The Red Square parade
.Alongside the units of the Russian Army, the FSB Security Services and the National Guard, introduced for the first time by Defence Minister Andrej Belousov, 13 guards of honour from friendly countries paraded on Red Square: the largest contingent, with 102 men, was that of the Chinese People's Army. Also present were some 1,500 soldiers who served at the front against Ukraine. Followed by the procession of missile and artillery systems, 200 tanks and armoured vehicles. From unmanned drone systems, present for the first time. The flight of six bombers concluded the parade, leaving the Russian tricolour in its wake.

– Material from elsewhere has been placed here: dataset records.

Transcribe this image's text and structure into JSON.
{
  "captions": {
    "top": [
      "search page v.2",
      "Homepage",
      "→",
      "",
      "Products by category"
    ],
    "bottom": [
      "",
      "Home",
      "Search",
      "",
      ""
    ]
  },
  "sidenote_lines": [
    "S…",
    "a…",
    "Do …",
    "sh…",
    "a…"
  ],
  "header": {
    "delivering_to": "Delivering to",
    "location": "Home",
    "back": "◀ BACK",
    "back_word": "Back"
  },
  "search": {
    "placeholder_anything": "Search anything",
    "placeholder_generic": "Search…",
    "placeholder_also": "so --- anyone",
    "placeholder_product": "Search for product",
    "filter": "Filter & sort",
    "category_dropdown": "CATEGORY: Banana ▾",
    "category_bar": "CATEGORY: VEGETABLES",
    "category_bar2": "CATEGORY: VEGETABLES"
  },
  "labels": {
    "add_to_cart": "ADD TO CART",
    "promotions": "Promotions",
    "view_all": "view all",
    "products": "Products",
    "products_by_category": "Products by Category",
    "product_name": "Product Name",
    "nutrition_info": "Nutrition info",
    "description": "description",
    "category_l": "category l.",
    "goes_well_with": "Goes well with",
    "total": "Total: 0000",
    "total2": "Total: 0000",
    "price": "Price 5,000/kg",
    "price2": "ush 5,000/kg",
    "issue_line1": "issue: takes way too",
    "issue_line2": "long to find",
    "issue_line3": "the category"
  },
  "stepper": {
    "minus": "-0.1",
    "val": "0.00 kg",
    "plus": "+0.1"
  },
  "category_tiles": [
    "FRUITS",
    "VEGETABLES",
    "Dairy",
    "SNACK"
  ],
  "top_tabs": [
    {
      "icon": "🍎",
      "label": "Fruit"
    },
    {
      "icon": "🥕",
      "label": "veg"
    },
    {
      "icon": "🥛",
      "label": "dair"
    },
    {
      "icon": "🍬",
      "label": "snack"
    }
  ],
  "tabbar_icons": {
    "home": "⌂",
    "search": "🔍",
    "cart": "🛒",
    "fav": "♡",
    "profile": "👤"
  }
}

Beyond the display of vehicles and military might, in the ongoing war in the present world Putin has no victorious battles with which to punctuate his intervention. In the Donbass, for marginal territorial gains, Russia continues to lose more than a thousand men on average, every day. Putin's speech thus prefers to quickly return to the past, bowing his head 'before the generation that crushed Nazism, at the price of millions of lives won freedom and peace for all mankind'.